Liban: Amnesty France demande une enquête après une frappe israélienne ayant tué une journaliste
La journaliste Amal Khalil qui s'était réfugiée avec Zeinab Faraj dans un bâtiment, est morte des suites de ses blessures après une frappe israélienne

Dans un  post sur le réseau social américain X, l'organisation a indiqué que la journaliste Amal Khalil, du quotidien libanais Al Akhbar, et la caméraman Zeinab Faraj enquêtaient sur les conséquences du conflit dans le gouvernorat de Nabatiyé après le retrait des troupes israéliennes.
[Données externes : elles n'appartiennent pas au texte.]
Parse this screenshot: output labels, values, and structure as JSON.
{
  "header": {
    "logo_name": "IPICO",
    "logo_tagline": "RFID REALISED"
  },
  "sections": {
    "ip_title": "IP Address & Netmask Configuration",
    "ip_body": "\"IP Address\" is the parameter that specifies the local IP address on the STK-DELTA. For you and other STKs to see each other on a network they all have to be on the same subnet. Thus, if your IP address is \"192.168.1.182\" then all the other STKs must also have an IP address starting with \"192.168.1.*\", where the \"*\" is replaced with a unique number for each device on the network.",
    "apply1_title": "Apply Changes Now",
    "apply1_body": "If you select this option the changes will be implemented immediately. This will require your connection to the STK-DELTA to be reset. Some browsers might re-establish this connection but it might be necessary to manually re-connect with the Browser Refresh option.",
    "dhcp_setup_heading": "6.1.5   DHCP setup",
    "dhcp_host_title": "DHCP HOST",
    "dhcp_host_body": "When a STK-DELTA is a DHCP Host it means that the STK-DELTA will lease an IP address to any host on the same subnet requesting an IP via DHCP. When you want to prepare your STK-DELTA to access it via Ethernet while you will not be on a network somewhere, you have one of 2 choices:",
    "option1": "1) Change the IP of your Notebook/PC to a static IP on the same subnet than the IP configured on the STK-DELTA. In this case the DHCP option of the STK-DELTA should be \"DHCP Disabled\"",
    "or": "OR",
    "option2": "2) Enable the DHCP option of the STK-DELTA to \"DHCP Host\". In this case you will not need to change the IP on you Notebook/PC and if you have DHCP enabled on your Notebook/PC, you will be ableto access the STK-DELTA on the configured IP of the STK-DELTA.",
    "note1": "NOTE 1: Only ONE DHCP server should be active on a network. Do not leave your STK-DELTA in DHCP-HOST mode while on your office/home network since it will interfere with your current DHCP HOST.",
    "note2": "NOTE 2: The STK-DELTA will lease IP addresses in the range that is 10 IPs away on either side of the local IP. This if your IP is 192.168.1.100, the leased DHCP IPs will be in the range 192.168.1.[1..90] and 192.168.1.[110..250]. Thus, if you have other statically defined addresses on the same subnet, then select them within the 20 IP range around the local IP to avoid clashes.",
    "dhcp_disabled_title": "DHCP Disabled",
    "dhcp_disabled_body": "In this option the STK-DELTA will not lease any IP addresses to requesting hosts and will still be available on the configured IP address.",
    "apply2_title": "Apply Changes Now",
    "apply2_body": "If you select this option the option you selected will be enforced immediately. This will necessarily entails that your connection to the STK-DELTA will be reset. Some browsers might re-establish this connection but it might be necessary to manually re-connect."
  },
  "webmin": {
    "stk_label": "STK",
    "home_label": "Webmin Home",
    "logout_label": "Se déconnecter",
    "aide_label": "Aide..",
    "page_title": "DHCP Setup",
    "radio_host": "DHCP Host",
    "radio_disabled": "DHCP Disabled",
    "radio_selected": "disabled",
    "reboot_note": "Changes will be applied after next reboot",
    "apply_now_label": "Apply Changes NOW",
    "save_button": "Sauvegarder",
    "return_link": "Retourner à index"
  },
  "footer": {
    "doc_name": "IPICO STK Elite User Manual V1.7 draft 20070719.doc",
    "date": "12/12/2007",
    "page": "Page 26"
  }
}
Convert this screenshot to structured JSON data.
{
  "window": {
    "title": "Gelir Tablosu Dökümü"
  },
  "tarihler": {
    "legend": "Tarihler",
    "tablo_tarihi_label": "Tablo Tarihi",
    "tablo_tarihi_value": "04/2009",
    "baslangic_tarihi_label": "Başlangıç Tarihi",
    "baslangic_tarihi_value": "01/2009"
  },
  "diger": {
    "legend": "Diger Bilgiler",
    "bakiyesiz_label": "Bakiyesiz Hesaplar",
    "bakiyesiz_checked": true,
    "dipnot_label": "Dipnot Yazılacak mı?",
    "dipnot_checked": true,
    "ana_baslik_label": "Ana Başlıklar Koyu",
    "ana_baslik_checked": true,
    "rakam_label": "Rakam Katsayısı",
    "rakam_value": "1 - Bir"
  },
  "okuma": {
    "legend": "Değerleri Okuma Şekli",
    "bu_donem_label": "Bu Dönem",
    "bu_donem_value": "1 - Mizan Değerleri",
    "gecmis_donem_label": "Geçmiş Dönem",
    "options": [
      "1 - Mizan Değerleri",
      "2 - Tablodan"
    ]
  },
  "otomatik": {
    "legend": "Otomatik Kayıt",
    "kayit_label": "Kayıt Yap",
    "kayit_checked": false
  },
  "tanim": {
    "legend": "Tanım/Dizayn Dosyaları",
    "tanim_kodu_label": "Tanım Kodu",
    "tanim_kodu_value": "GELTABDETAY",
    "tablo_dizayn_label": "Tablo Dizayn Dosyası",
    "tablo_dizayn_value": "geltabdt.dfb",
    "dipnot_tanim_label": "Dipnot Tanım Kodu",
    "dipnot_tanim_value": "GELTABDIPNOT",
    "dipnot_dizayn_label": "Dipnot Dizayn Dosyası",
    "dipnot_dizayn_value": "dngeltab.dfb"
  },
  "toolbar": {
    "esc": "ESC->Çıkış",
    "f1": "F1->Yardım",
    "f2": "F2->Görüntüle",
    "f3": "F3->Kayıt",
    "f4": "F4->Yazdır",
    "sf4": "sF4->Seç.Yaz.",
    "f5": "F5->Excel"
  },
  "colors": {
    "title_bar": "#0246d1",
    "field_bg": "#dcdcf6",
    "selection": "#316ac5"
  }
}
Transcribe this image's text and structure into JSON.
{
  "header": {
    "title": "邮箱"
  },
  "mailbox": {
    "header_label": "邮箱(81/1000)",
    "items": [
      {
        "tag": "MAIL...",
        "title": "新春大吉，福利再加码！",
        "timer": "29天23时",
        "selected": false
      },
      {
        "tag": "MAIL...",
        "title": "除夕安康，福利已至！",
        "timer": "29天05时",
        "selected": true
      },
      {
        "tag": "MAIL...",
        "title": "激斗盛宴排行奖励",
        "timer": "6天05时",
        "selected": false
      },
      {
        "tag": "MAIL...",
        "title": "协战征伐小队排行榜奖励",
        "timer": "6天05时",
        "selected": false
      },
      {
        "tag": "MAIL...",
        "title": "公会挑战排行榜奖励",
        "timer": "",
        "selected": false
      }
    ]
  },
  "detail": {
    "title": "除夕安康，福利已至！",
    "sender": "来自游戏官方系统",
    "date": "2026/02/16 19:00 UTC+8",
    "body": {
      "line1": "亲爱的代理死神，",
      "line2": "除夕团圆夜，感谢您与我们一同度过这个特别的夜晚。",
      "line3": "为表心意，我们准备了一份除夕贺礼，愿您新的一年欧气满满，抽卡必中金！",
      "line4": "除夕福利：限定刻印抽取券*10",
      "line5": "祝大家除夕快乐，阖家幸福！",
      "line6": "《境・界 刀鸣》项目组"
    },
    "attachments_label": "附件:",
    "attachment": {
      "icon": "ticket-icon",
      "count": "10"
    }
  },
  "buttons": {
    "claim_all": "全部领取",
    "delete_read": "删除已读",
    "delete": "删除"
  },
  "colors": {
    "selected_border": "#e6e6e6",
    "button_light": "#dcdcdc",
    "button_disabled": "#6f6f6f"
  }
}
Selon Amnesty France, les deux journalistes se sont rendues dans le village d'al-Tiri, classé par Israël comme zone de “défense avancée”, lorsqu'elles ont été visées par trois frappes israéliennes.

L'organisation a précisé qu'Amal Khalil, qui s'était réfugiée avec Zeinab Faraj dans un bâtiment, est décédée des suites de ses blessures, tandis que sa collègue a survécu.

Selon le témoignage de Zeinab Faraj, Amnesty France a indiqué que des drones de surveillance israéliens avaient survolé la zone à basse altitude pendant les attaques.

“Ils se sont approchés à moins d'un mètre de nous (...) Ils ne transportaient pas d'explosifs visibles et faisaient du sur-place”, a déclaré la journaliste Zeinab Faraj.

Amnesty France estime que ces éléments démontrent que l'armée israélienne disposait d'informations suffisantes pour identifier les deux femmes comme des civiles et non comme des cibles militaires.

L'organisation a également affirmé que la présence des journalistes avait été rapidement signalée à l'armée israélienne par l'intermédiaire de mécanismes internationaux.

Malgré cela, les deux journalistes auraient été “délibérément ciblées”, en violation du droit international humanitaire, selon Amnesty France.

L'organisation a appelé à l'ouverture d'une enquête pour crime de guerre et demandé que les responsables rendent des comptes, estimant qu'il est “temps que l'impunité cesse et que les victimes obtiennent justice”.